Irish confident that Dublin not to blame : The Leak : The Irish peace c risis
The Irish government was confident last night that the leak of the Anglo-Irish draft document did not come from within its ranks and promised "consultation" with Whitehall "to seek to establish how it occurred." Amid speculation in Dublin and London that pro-Unionist sources within the British government originated the leak, there was a widespread assumption in Whitehall that the Government would launch a full enquiry.
One reason why there are no hard answers to the question of who leaked the contents of the document is that the draft had a relatively wide circulation for something so sensitive. Numbered copies ran into double figures within the British government. A larger number was distributed, with a slightly lower classification, than those of the Downing Street declaration before it was published in December 1993. Drafts have also periodically sent out to the Northern Ireland Cabinet Committee.
The parties in the peace process all had their motives. Both the Ulster Unionists and the British government are adamant that no document, not even a detailed account of its contents, was exchanged between ministers and the Northern Ireland politicial parties in their recent meetings. If we take that at face value, then the assumption must be that it came orginally from within either the British or the Irish governments. The Times story enigmatically described the draft as coming "from sources in Dublin". But few officials or politicians in London last night subscribed to that view.
There were fewer takers still, at least in London, for the superfically attractive conspiracy theory that it was a piece of kite flying by the British government in order to apply pressure on Dublin to modify its stance on what should go into the final version, through an outraged Unionist reaction - and to get the worst of the Unionist reaction over with before the full document was published.
The evidence suggests the purpose was destructive and was perpetrated, as Sir Patrick put it yesterday, by an "enemy of the peace process."
One reason for the suggestion that an intermediary who had seen or been read parts of the document lay behind the leak, was that there are tiny errors of punctuation and, more significantly, absences of underlining and square brackets in the quotations in the Times. It was even noted that a reference to Lord Cranborne as a pro-Unionist member of the Cabinet in the Times story was deleted for later editions of the newspaper.
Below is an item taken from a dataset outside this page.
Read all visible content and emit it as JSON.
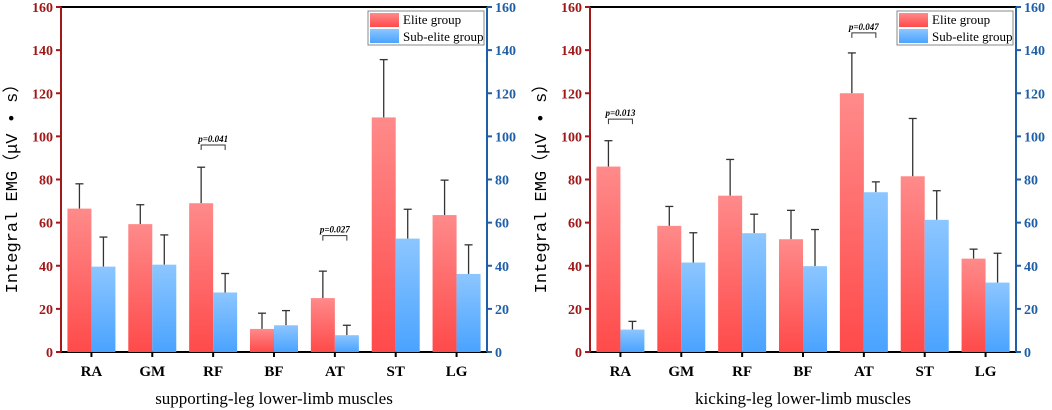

Dick Spring, deputy Taoiseach and Irish Minister for Foreign Affairs, said: "I am convinced that the leak could not have come from any Irish source in Dublin and we will be in consultation with the British government to seek to establish how it occurred." Martin McGuinness, who yesterday led a Sinn Fein team to the latest round of talks with British officials in Belfast, said the leak clearly came from a pro-Unionist source and was aimed at destabilising the peace process.